For the record.... I think when we think "cold" in D&D terms we mean really F*%&ing cold.
I don't think it has to be very far below freezing, actually, but I don't remember offhand how cold "cold" is.
 

Absent a specific reference to fire elementals taking damage from water, I'd rule that the elemental who came up short on his jump check would be shunted back to the edge he jumped from (even if he had jumped 38' across a 40' river). There's be a lot of steam and some hissing curse words in whatever language fire elementals speak, but I'd probably draw the line there.

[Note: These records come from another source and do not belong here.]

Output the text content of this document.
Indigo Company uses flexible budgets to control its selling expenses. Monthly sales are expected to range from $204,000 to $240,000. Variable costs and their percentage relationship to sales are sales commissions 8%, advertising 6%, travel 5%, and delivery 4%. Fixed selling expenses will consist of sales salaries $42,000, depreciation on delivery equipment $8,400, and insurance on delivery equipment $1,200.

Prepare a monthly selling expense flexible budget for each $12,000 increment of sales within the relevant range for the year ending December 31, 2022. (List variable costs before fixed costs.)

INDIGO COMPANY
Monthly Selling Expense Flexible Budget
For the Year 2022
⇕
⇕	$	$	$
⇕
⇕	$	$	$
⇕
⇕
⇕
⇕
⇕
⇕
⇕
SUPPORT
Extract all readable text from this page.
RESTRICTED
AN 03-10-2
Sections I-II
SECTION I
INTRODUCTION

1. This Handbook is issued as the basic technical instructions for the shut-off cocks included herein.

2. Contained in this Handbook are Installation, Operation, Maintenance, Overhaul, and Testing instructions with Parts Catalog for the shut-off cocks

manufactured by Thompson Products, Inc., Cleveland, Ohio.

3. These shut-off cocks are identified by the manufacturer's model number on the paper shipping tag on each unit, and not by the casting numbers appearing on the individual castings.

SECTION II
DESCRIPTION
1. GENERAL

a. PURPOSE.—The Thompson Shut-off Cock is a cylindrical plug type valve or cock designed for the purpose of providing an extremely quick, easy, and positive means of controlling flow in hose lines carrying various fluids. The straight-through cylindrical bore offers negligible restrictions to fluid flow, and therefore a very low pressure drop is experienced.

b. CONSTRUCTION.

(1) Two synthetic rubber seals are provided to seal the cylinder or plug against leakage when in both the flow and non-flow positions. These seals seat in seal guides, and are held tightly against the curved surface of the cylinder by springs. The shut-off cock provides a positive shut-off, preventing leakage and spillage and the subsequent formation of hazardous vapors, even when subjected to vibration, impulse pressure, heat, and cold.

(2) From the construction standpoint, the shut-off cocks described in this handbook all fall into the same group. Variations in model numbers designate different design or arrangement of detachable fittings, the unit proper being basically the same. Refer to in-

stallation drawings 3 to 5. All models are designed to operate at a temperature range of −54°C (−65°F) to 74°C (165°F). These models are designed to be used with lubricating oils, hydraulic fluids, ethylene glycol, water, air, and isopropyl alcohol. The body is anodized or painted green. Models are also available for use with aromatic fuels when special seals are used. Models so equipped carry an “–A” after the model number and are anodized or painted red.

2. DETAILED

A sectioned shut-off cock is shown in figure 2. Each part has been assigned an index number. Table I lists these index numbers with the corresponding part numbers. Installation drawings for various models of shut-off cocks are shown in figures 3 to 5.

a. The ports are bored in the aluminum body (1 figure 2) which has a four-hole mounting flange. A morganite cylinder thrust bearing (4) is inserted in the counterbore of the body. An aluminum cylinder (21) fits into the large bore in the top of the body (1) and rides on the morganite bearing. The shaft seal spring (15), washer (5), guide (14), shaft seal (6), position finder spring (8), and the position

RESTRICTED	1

Now, in a game like AE which has a lot of elemental attack spells (and generally, the caster gets to pick the element), I go with opposing elements take double damage from those attacks, so a fire elemental hit with a Sorcerous Blast [Water] is pretty seriously screwed. But elemental magic is more ingrained in that system than D&D, where that doesn't come up all that much.

Or you could import an old Shadowrun rule, so that if a 8 HD fire elemental grapples a 4 HD water elemental, what you are left with is a 4 HD fire elemental. Although that probably wouldn't port to well to D&D as it would seriously nerf the higher level elementals, it would be vastly simpler.